Well, Nicki, I’m sure I’ve told you more that you ever really wanted (or needed) to know about the travels of Clan Morris since we left the hallowed halls of dear old CHS to seek our fortunes in other climes. If you wish to post this information on your blogspot, please feel free to do so. Or, if you prefer, you might edit this material to get rid of my verbose ramblings and post only what you consider to be essential items of information. Finally, you might decide not to post any of this, which I assure you will not offend me at all. I just wanted to check in with you and let you know that I have not forgotten my short stint as a teacher in Childress High School and that I have thought of the place and the people I met there very often in my life since I left in 1963.

I send you and Jim my very best wishes for a long life and good health and hope you will convey the same to any other of my former students who might remember me.

Sincerely,
Darryl Morris

1 comment:

Jennifer Johnston said...

Nicki, thanks for posting the update from Darryl Morris. I know that many in our class will be interested in it.

When I read his account of his family's terrifying experience on 9/11, that day came rushing back to me in all its horror, not that it is ever far from consciousness. But of course, my memories, and the memories of people who were not literally, personally involved with those shameful terrorist attacks, pale in comparison with those of the Morris family, uncertain for hours of the fate of a beloved daughter.

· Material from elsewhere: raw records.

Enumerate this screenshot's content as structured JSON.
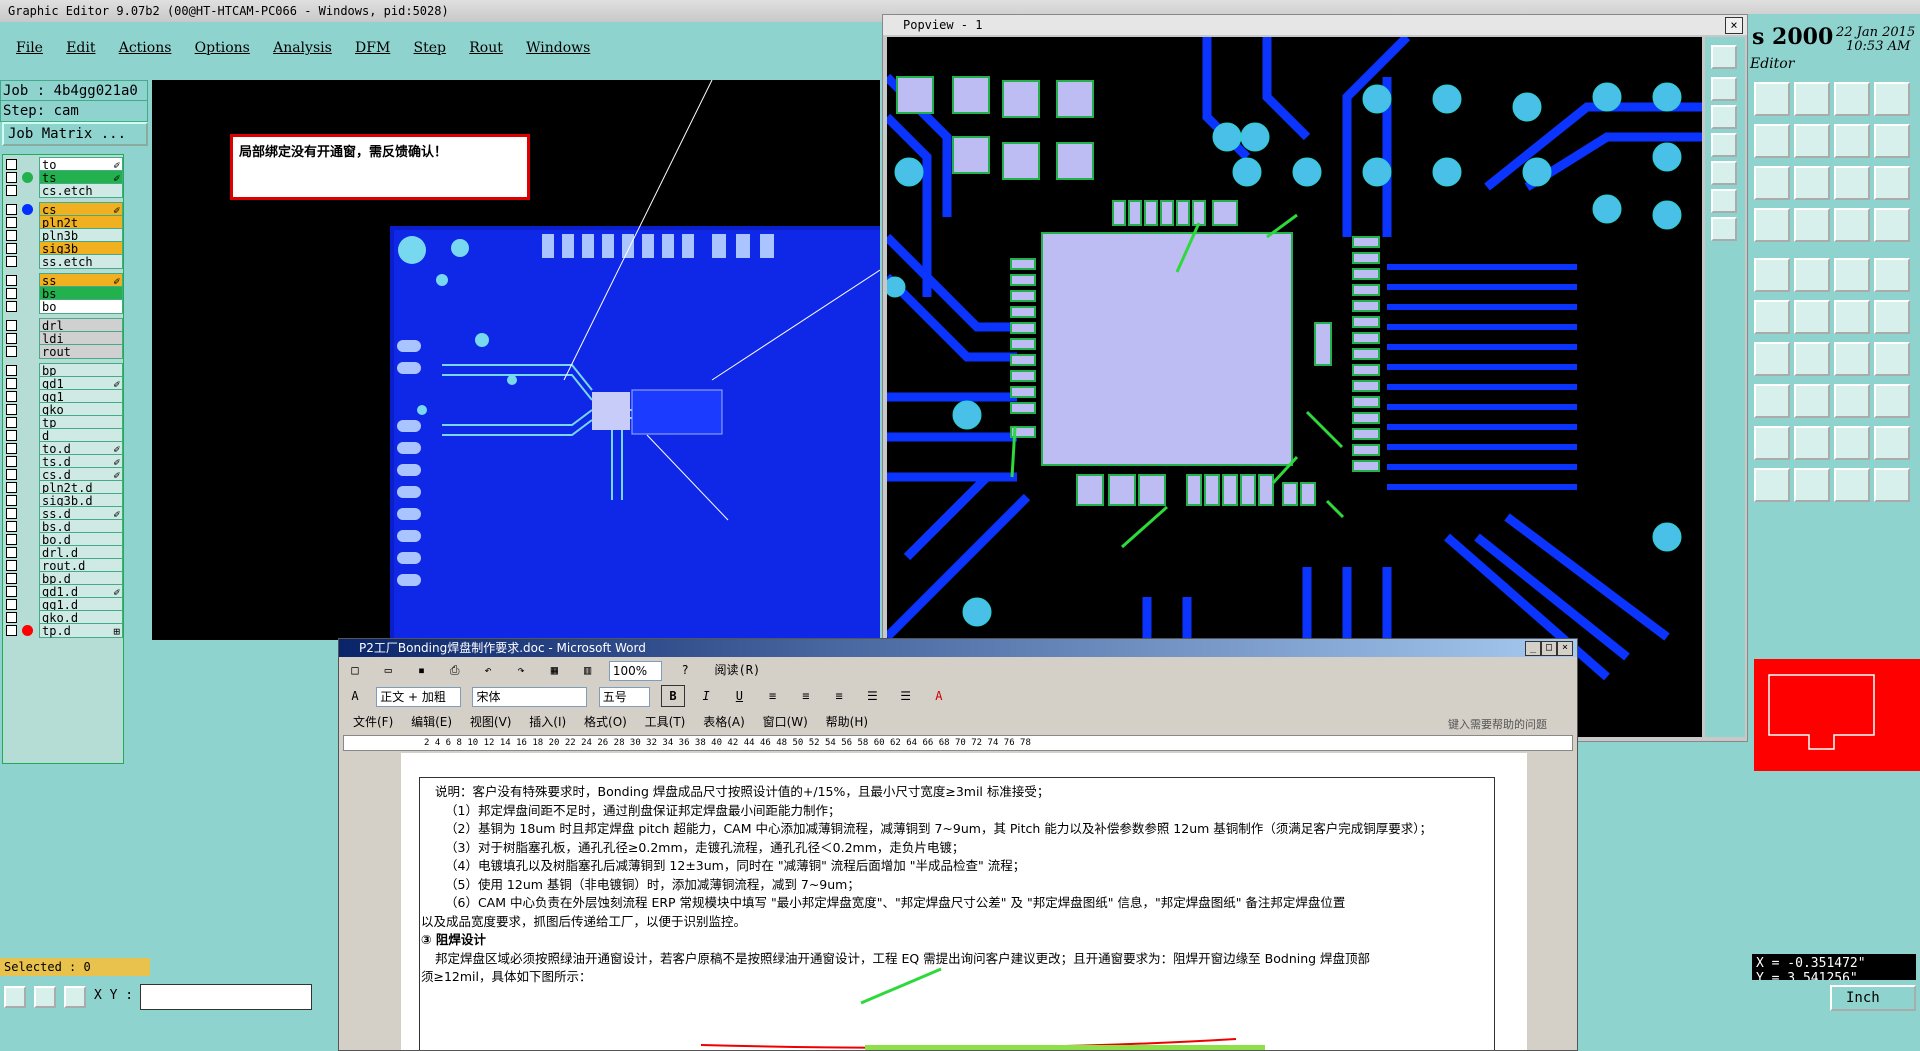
{
  "genesis": {
    "window_title": "Graphic Editor 9.07b2 (00@HT-HTCAM-PC066 - Windows, pid:5028)",
    "menu": [
      "File",
      "Edit",
      "Actions",
      "Options",
      "Analysis",
      "DFM",
      "Step",
      "Rout",
      "Windows"
    ],
    "job_label": "Job : 4b4gg021a0",
    "step_label": "Step: cam",
    "job_matrix_label": "Job Matrix ...",
    "note_text": "局部绑定没有开通窗，需反馈确认！",
    "layers": [
      {
        "name": "to",
        "color": "#ffffff",
        "dot": "",
        "mark": "✐"
      },
      {
        "name": "ts",
        "color": "#22b14c",
        "dot": "#22b14c",
        "mark": "✐"
      },
      {
        "name": "cs.etch",
        "color": "#cfe9e4",
        "dot": "",
        "mark": ""
      },
      {
        "name": "cs",
        "color": "#f0b020",
        "dot": "#0030ff",
        "mark": "✐"
      },
      {
        "name": "pln2t",
        "color": "#f0b020",
        "dot": "",
        "mark": ""
      },
      {
        "name": "pln3b",
        "color": "#cfe9e4",
        "dot": "",
        "mark": ""
      },
      {
        "name": "sig3b",
        "color": "#f0b020",
        "dot": "",
        "mark": ""
      },
      {
        "name": "ss.etch",
        "color": "#cfe9e4",
        "dot": "",
        "mark": ""
      },
      {
        "name": "ss",
        "color": "#f0b020",
        "dot": "",
        "mark": "✐"
      },
      {
        "name": "bs",
        "color": "#22b14c",
        "dot": "",
        "mark": ""
      },
      {
        "name": "bo",
        "color": "#ffffff",
        "dot": "",
        "mark": ""
      },
      {
        "name": "drl",
        "color": "#d0d0d0",
        "dot": "",
        "mark": ""
      },
      {
        "name": "ldi",
        "color": "#d0d0d0",
        "dot": "",
        "mark": ""
      },
      {
        "name": "rout",
        "color": "#d0d0d0",
        "dot": "",
        "mark": ""
      },
      {
        "name": "bp",
        "color": "#cfe9e4",
        "dot": "",
        "mark": ""
      },
      {
        "name": "gd1",
        "color": "#cfe9e4",
        "dot": "",
        "mark": "✐"
      },
      {
        "name": "gg1",
        "color": "#cfe9e4",
        "dot": "",
        "mark": ""
      },
      {
        "name": "gko",
        "color": "#cfe9e4",
        "dot": "",
        "mark": ""
      },
      {
        "name": "tp",
        "color": "#cfe9e4",
        "dot": "",
        "mark": ""
      },
      {
        "name": "d",
        "color": "#cfe9e4",
        "dot": "",
        "mark": ""
      },
      {
        "name": "to.d",
        "color": "#cfe9e4",
        "dot": "",
        "mark": "✐"
      },
      {
        "name": "ts.d",
        "color": "#cfe9e4",
        "dot": "",
        "mark": "✐"
      },
      {
        "name": "cs.d",
        "color": "#cfe9e4",
        "dot": "",
        "mark": "✐"
      },
      {
        "name": "pln2t.d",
        "color": "#cfe9e4",
        "dot": "",
        "mark": ""
      },
      {
        "name": "sig3b.d",
        "color": "#cfe9e4",
        "dot": "",
        "mark": ""
      },
      {
        "name": "ss.d",
        "color": "#cfe9e4",
        "dot": "",
        "mark": "✐"
      },
      {
        "name": "bs.d",
        "color": "#cfe9e4",
        "dot": "",
        "mark": ""
      },
      {
        "name": "bo.d",
        "color": "#cfe9e4",
        "dot": "",
        "mark": ""
      },
      {
        "name": "drl.d",
        "color": "#cfe9e4",
        "dot": "",
        "mark": ""
      },
      {
        "name": "rout.d",
        "color": "#cfe9e4",
        "dot": "",
        "mark": ""
      },
      {
        "name": "bp.d",
        "color": "#cfe9e4",
        "dot": "",
        "mark": ""
      },
      {
        "name": "gd1.d",
        "color": "#cfe9e4",
        "dot": "",
        "mark": "✐"
      },
      {
        "name": "gg1.d",
        "color": "#cfe9e4",
        "dot": "",
        "mark": ""
      },
      {
        "name": "gko.d",
        "color": "#cfe9e4",
        "dot": "",
        "mark": ""
      },
      {
        "name": "tp.d",
        "color": "#cfe9e4",
        "dot": "#ff0000",
        "mark": "⊞"
      }
    ],
    "selected_label": "Selected : 0",
    "xy_label": "X Y :",
    "unit_label": "Inch",
    "popview_title": "Popview - 1",
    "product_title": "s 2000",
    "date": "22 Jan 2015",
    "time": "10:53 AM",
    "editor_label": "Editor",
    "coord_x": "X = -0.351472\"",
    "coord_y": "Y = 3.541256\""
  },
  "word": {
    "window_title": "P2工厂Bonding焊盘制作要求.doc - Microsoft Word",
    "style_value": "正文 + 加粗",
    "font_value": "宋体",
    "size_value": "五号",
    "zoom_value": "100%",
    "read_label": "阅读(R)",
    "menu": [
      "文件(F)",
      "编辑(E)",
      "视图(V)",
      "插入(I)",
      "格式(O)",
      "工具(T)",
      "表格(A)",
      "窗口(W)",
      "帮助(H)"
    ],
    "help_placeholder": "键入需要帮助的问题",
    "ruler": "2   4   6   8   10   12   14   16   18   20   22   24   26   28   30   32   34   36   38   40   42   44   46   48   50   52   54   56   58   60   62   64   66   68   70   72   74   76   78",
    "paragraphs": [
      "说明：客户没有特殊要求时，Bonding 焊盘成品尺寸按照设计值的+/15%，且最小尺寸宽度≥3mil 标准接受；",
      "（1）邦定焊盘间距不足时，通过削盘保证邦定焊盘最小间距能力制作；",
      "（2）基铜为 18um 时且邦定焊盘 pitch 超能力，CAM 中心添加减薄铜流程，减薄铜到 7~9um，其 Pitch 能力以及补偿参数参照 12um 基铜制作（须满足客户完成铜厚要求）；",
      "（3）对于树脂塞孔板，通孔孔径≥0.2mm，走镀孔流程，通孔孔径＜0.2mm，走负片电镀；",
      "（4）电镀填孔以及树脂塞孔后减薄铜到 12±3um，同时在 \"减薄铜\" 流程后面增加 \"半成品检查\" 流程；",
      "（5）使用 12um 基铜（非电镀铜）时，添加减薄铜流程，减到 7~9um；",
      "（6）CAM 中心负责在外层蚀刻流程 ERP 常规模块中填写 \"最小邦定焊盘宽度\"、\"邦定焊盘尺寸公差\" 及 \"邦定焊盘图纸\" 信息，\"邦定焊盘图纸\" 备注邦定焊盘位置",
      "以及成品宽度要求，抓图后传递给工厂，以便于识别监控。",
      "③ 阻焊设计",
      "邦定焊盘区域必须按照绿油开通窗设计，若客户原稿不是按照绿油开通窗设计，工程 EQ 需提出询问客户建议更改；且开通窗要求为：阻焊开窗边缘至 Bodning 焊盘顶部",
      "须≥12mil，具体如下图所示："
    ]
  }
}
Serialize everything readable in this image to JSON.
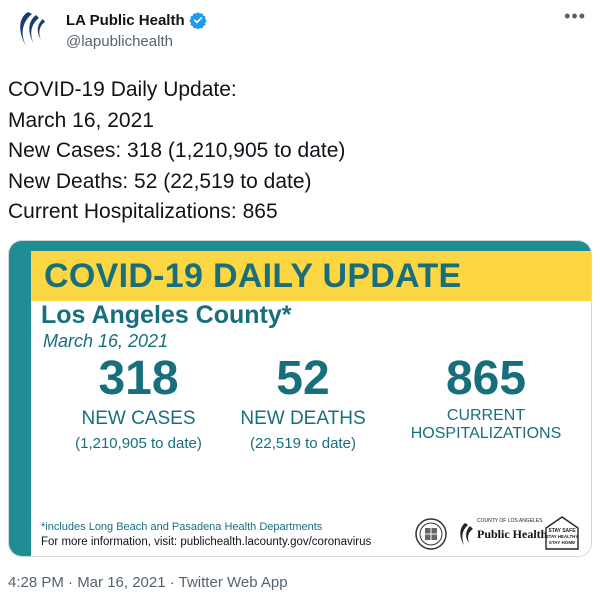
{
  "account": {
    "name": "LA Public Health",
    "handle": "@lapublichealth"
  },
  "tweet": {
    "lines": [
      "COVID-19 Daily Update:",
      "March 16, 2021",
      "New Cases: 318 (1,210,905 to date)",
      "New Deaths: 52 (22,519 to date)",
      "Current Hospitalizations: 865"
    ]
  },
  "card": {
    "banner": "COVID-19 DAILY UPDATE",
    "county": "Los Angeles County*",
    "date": "March 16, 2021",
    "stats": {
      "cases": {
        "value": "318",
        "label": "NEW CASES",
        "sub": "(1,210,905 to date)"
      },
      "deaths": {
        "value": "52",
        "label": "NEW DEATHS",
        "sub": "(22,519 to date)"
      },
      "hospitalizations": {
        "value": "865",
        "label_line1": "CURRENT",
        "label_line2": "HOSPITALIZATIONS"
      }
    },
    "footnote": "*includes Long Beach and Pasadena Health Departments",
    "more_info": "For more information, visit: publichealth.lacounty.gov/coronavirus",
    "logos": {
      "ph_small": "COUNTY OF LOS ANGELES",
      "ph_big": "Public Health",
      "stay_lines": [
        "STAY SAFE",
        "STAY HEALTHY",
        "STAY HOME"
      ]
    }
  },
  "footer": {
    "meta": "4:28 PM · Mar 16, 2021 · Twitter Web App"
  },
  "colors": {
    "teal": "#1f8d93",
    "dark_teal": "#176f7d",
    "yellow": "#fdd643",
    "verified_blue": "#1d9bf0"
  },
  "icons": [
    "la-public-health-logo-icon",
    "verified-badge-icon",
    "more-icon",
    "county-seal-icon",
    "public-health-logo-icon",
    "stay-safe-icon"
  ]
}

I can only imagine, inadequately of course, the thoughts that must have gone through their minds ... of possible loss, of hope, of dread and fear ... until they received the news that Debra was safe. I remember Debra when she was a small child, while Mr. Morris was teaching at CHS. I recall her as an exceptionally bright and beautiful child ... although why wouldn't she be, given her lineage? It is no wonder that Mr. Morris, his family, and most of us in this country, even those who did not have such a personal experience, have very strong feelings about the terrorist threat we have lived with since then.

I have some memories from high school of several things Mr. Morris wrote, including his book of poetry, "Point of View" (containing, among other pieces, a poem called, I believe, "See the Blind Beggar"), and one of his short stories, "New Gear", which moved me to tears. I cannot help but wonder if he has used his considerable talents for evocation and imagery to speak of that dreadful day in September.

I also remember that Mr. Morris was fond of recalling (and wrote on the blackboard one day) a stanza from the Sara Teasdale poem, "Barter", which went:

"Spend all you have for loveliness,
Buy it and never count the cost;
For one white singing hour of peace
Count many a year of strife well lost,
And for a breath of ecstasy
Give all you have been, or could be."

That poem, Mr. Morris' work, and many other things he taught or opined in class have remained with me lo these many years. He was truly a great teacher, his self-deprecation to the contrary, and I wish him and all his family health, happiness, long life and joy.